Euphoria
Chair of Rockefeller International wrote an FT column titled, The mother of all bubbles.
Signs of euphoria aren’t hard to find. Flows into levered single name ETFs have recently skyrocketed.
Meme stocks have also been on the rise since late November.
Have investors already forgotten some of the lessons learned as recently as 2022?
Investors are convinced that US markets are the one market worth investing in. To be fair, non US investors have had a very different experience compared to S&P 500 investors.
All but effectively 2 years since the global financial crisis has the S&P 500 outperformed the MSCI World. Investors banking on mean reversion are exhausted.
The market underestimated how much stronger US earnings growth was going to be.
Markets have gotten increasingly complacent. Animal spirits are evident, the cost of hedging a portfolio with 1-month SPX options is at its lowest in three decades, aside from two brief periods. A 1-month 100% strike put costs 95 basis points, meaning you break even if SPX declines by 50 points in the next month, according to GS.
Valuations are now stretched. The good news has been priced in.
Valuation based index investing hasn’t worked well over the past years but data shows as multiples approach extremes, forward returns are muted.

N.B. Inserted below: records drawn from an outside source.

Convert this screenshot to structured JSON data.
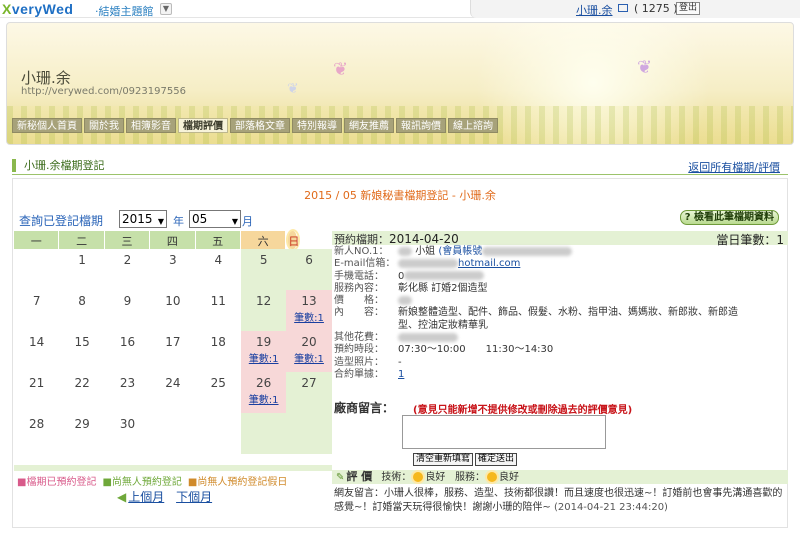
{
  "topbar": {
    "logo_x": "X",
    "logo_rest": "veryWed",
    "theme_link": "·結婚主題館",
    "user_name": "小珊.余",
    "mail_count": "( 1275 )",
    "logout": "登出"
  },
  "banner": {
    "title": "小珊.余",
    "url": "http://verywed.com/0923197556"
  },
  "nav": [
    "新秘個人首頁",
    "關於我",
    "相簿影音",
    "檔期評價",
    "部落格文章",
    "特別報導",
    "網友推薦",
    "報訊詢價",
    "線上諮詢"
  ],
  "section": {
    "title": "小珊.余檔期登記",
    "back_link": "返回所有檔期/評價"
  },
  "calendar": {
    "heading": "2015 / 05 新娘秘書檔期登記 - 小珊.余",
    "query_label": "查詢已登記檔期",
    "year": "2015",
    "year_unit": "年",
    "month": "05",
    "month_unit": "月",
    "weekdays": [
      "一",
      "二",
      "三",
      "四",
      "五",
      "六",
      "日"
    ],
    "weeks": [
      [
        {
          "d": ""
        },
        {
          "d": "1"
        },
        {
          "d": "2"
        },
        {
          "d": "3"
        },
        {
          "d": "4"
        },
        {
          "d": "5"
        },
        {
          "d": "6"
        }
      ],
      [
        {
          "d": "7"
        },
        {
          "d": "8"
        },
        {
          "d": "9"
        },
        {
          "d": "10"
        },
        {
          "d": "11"
        },
        {
          "d": "12"
        },
        {
          "d": "13",
          "c": "筆數:1"
        }
      ],
      [
        {
          "d": "14"
        },
        {
          "d": "15"
        },
        {
          "d": "16"
        },
        {
          "d": "17"
        },
        {
          "d": "18"
        },
        {
          "d": "19",
          "c": "筆數:1"
        },
        {
          "d": "20",
          "c": "筆數:1"
        }
      ],
      [
        {
          "d": "21"
        },
        {
          "d": "22"
        },
        {
          "d": "23"
        },
        {
          "d": "24"
        },
        {
          "d": "25"
        },
        {
          "d": "26",
          "c": "筆數:1"
        },
        {
          "d": "27"
        }
      ],
      [
        {
          "d": "28"
        },
        {
          "d": "29"
        },
        {
          "d": "30"
        },
        {
          "d": ""
        },
        {
          "d": ""
        },
        {
          "d": ""
        },
        {
          "d": ""
        }
      ]
    ],
    "legend": [
      "■檔期已預約登記",
      "■尚無人預約登記",
      "■尚無人預約登記假日"
    ],
    "prev_month": "上個月",
    "next_month": "下個月"
  },
  "detail": {
    "button": "檢看此筆檔期資料",
    "booking_label": "預約檔期：",
    "booking_date": "2014-04-20",
    "daily_count_label": "當日筆數：",
    "daily_count": "1",
    "rows": [
      {
        "label": "新人NO.1：",
        "value": "小姐",
        "link": "(會員帳號"
      },
      {
        "label": "E-mail信箱：",
        "value": "hotmail.com"
      },
      {
        "label": "手機電話：",
        "value": "0"
      },
      {
        "label": "服務內容：",
        "value": "彰化縣 訂婚2個造型"
      },
      {
        "label": "價　　格：",
        "value": ""
      },
      {
        "label": "內　　容：",
        "value": "新娘整體造型、配件、飾品、假髮、水粉、指甲油、媽媽妝、新郎妝、新郎造"
      },
      {
        "label": "",
        "value": "型、控油定妝精華乳"
      },
      {
        "label": "其他花費：",
        "value": ""
      },
      {
        "label": "預約時段：",
        "value": "07:30～10:00　　11:30～14:30"
      },
      {
        "label": "造型照片：",
        "value": "-"
      },
      {
        "label": "合約單據：",
        "value": "1"
      }
    ],
    "msg_label": "廠商留言：",
    "msg_note": "(意見只能新增不提供修改或刪除過去的評價意見)",
    "clear_button": "清空重新填寫",
    "submit_button": "確定送出",
    "review_label": "評 價",
    "tech_label": "技術：",
    "tech_value": "良好",
    "service_label": "服務：",
    "service_value": "良好",
    "review_text": "網友留言：小珊人很棒，服務、造型、技術都很讚！而且速度也很迅速~！訂婚前也會事先溝通喜歡的感覺~！訂婚當天玩得很愉快！謝謝小珊的陪伴~",
    "review_time": "(2014-04-21 23:44:20)"
  }
}
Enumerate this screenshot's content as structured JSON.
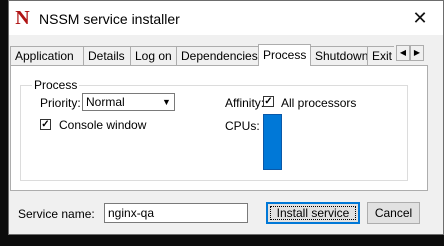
{
  "window": {
    "title": "NSSM service installer",
    "icon": "nssm-app-icon",
    "close_glyph": "✕"
  },
  "tabs": [
    {
      "label": "Application",
      "active": false
    },
    {
      "label": "Details",
      "active": false
    },
    {
      "label": "Log on",
      "active": false
    },
    {
      "label": "Dependencies",
      "active": false
    },
    {
      "label": "Process",
      "active": true
    },
    {
      "label": "Shutdown",
      "active": false
    },
    {
      "label": "Exit",
      "active": false
    }
  ],
  "tab_scroll": {
    "left_glyph": "◀",
    "right_glyph": "▶"
  },
  "process": {
    "group_label": "Process",
    "priority_label": "Priority:",
    "priority_value": "Normal",
    "console_window_label": "Console window",
    "console_window_checked": true,
    "affinity_label": "Affinity:",
    "all_processors_label": "All processors",
    "all_processors_checked": true,
    "cpus_label": "CPUs:"
  },
  "footer": {
    "service_name_label": "Service name:",
    "service_name_value": "nginx-qa",
    "install_button": "Install service",
    "cancel_button": "Cancel"
  },
  "colors": {
    "selection": "#0078d7",
    "icon_red": "#b01414"
  }
}
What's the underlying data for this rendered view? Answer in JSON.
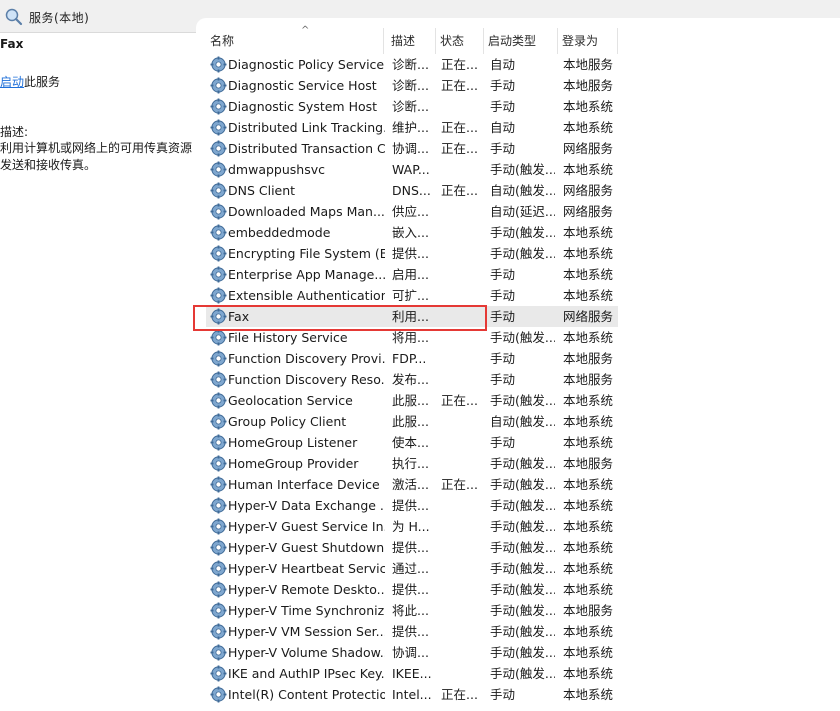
{
  "window": {
    "title": "服务(本地)",
    "icon": "search-icon"
  },
  "left_pane": {
    "service_name": "Fax",
    "action_link": "启动",
    "action_suffix": "此服务",
    "description_label": "描述:",
    "description_text": "利用计算机或网络上的可用传真资源发送和接收传真。"
  },
  "columns": [
    "名称",
    "描述",
    "状态",
    "启动类型",
    "登录为"
  ],
  "selected_index": 12,
  "rows": [
    {
      "name": "Diagnostic Policy Service",
      "desc": "诊断...",
      "status": "正在...",
      "startup": "自动",
      "logon": "本地服务"
    },
    {
      "name": "Diagnostic Service Host",
      "desc": "诊断...",
      "status": "正在...",
      "startup": "手动",
      "logon": "本地服务"
    },
    {
      "name": "Diagnostic System Host",
      "desc": "诊断...",
      "status": "",
      "startup": "手动",
      "logon": "本地系统"
    },
    {
      "name": "Distributed Link Tracking...",
      "desc": "维护...",
      "status": "正在...",
      "startup": "自动",
      "logon": "本地系统"
    },
    {
      "name": "Distributed Transaction C...",
      "desc": "协调...",
      "status": "正在...",
      "startup": "手动",
      "logon": "网络服务"
    },
    {
      "name": "dmwappushsvc",
      "desc": "WAP...",
      "status": "",
      "startup": "手动(触发...",
      "logon": "本地系统"
    },
    {
      "name": "DNS Client",
      "desc": "DNS...",
      "status": "正在...",
      "startup": "自动(触发...",
      "logon": "网络服务"
    },
    {
      "name": "Downloaded Maps Man...",
      "desc": "供应...",
      "status": "",
      "startup": "自动(延迟...",
      "logon": "网络服务"
    },
    {
      "name": "embeddedmode",
      "desc": "嵌入...",
      "status": "",
      "startup": "手动(触发...",
      "logon": "本地系统"
    },
    {
      "name": "Encrypting File System (E...",
      "desc": "提供...",
      "status": "",
      "startup": "手动(触发...",
      "logon": "本地系统"
    },
    {
      "name": "Enterprise App Manage...",
      "desc": "启用...",
      "status": "",
      "startup": "手动",
      "logon": "本地系统"
    },
    {
      "name": "Extensible Authentication...",
      "desc": "可扩...",
      "status": "",
      "startup": "手动",
      "logon": "本地系统"
    },
    {
      "name": "Fax",
      "desc": "利用...",
      "status": "",
      "startup": "手动",
      "logon": "网络服务"
    },
    {
      "name": "File History Service",
      "desc": "将用...",
      "status": "",
      "startup": "手动(触发...",
      "logon": "本地系统"
    },
    {
      "name": "Function Discovery Provi...",
      "desc": "FDP...",
      "status": "",
      "startup": "手动",
      "logon": "本地服务"
    },
    {
      "name": "Function Discovery Reso...",
      "desc": "发布...",
      "status": "",
      "startup": "手动",
      "logon": "本地服务"
    },
    {
      "name": "Geolocation Service",
      "desc": "此服...",
      "status": "正在...",
      "startup": "手动(触发...",
      "logon": "本地系统"
    },
    {
      "name": "Group Policy Client",
      "desc": "此服...",
      "status": "",
      "startup": "自动(触发...",
      "logon": "本地系统"
    },
    {
      "name": "HomeGroup Listener",
      "desc": "使本...",
      "status": "",
      "startup": "手动",
      "logon": "本地系统"
    },
    {
      "name": "HomeGroup Provider",
      "desc": "执行...",
      "status": "",
      "startup": "手动(触发...",
      "logon": "本地服务"
    },
    {
      "name": "Human Interface Device ...",
      "desc": "激活...",
      "status": "正在...",
      "startup": "手动(触发...",
      "logon": "本地系统"
    },
    {
      "name": "Hyper-V Data Exchange ...",
      "desc": "提供...",
      "status": "",
      "startup": "手动(触发...",
      "logon": "本地系统"
    },
    {
      "name": "Hyper-V Guest Service In...",
      "desc": "为 H...",
      "status": "",
      "startup": "手动(触发...",
      "logon": "本地系统"
    },
    {
      "name": "Hyper-V Guest Shutdown...",
      "desc": "提供...",
      "status": "",
      "startup": "手动(触发...",
      "logon": "本地系统"
    },
    {
      "name": "Hyper-V Heartbeat Service",
      "desc": "通过...",
      "status": "",
      "startup": "手动(触发...",
      "logon": "本地系统"
    },
    {
      "name": "Hyper-V Remote Deskto...",
      "desc": "提供...",
      "status": "",
      "startup": "手动(触发...",
      "logon": "本地系统"
    },
    {
      "name": "Hyper-V Time Synchroniz...",
      "desc": "将此...",
      "status": "",
      "startup": "手动(触发...",
      "logon": "本地服务"
    },
    {
      "name": "Hyper-V VM Session Ser...",
      "desc": "提供...",
      "status": "",
      "startup": "手动(触发...",
      "logon": "本地系统"
    },
    {
      "name": "Hyper-V Volume Shadow...",
      "desc": "协调...",
      "status": "",
      "startup": "手动(触发...",
      "logon": "本地系统"
    },
    {
      "name": "IKE and AuthIP IPsec Key...",
      "desc": "IKEE...",
      "status": "",
      "startup": "手动(触发...",
      "logon": "本地系统"
    },
    {
      "name": "Intel(R) Content Protectio...",
      "desc": "Intel...",
      "status": "正在...",
      "startup": "手动",
      "logon": "本地系统"
    }
  ]
}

One of the major drivers of market strength prior to the Red sweep was expectations around AI.
Drilling down further, in hindsight, investors should have simply bought the Mag 7 and took the past 9 years off. In 6 of 9 years, these stocks were up over 40%.
These are truly outstanding companies, the main questions remains how large they can grow and will they be disrupted? Trees don’t grow to the sky.
Mag 7 outperformance have caused large caps to outperform midcaps.
We will see where we go in 2025. The annual distribution of the S&P 500 over the past century. Roughly 39% of the years have seen >20% returns.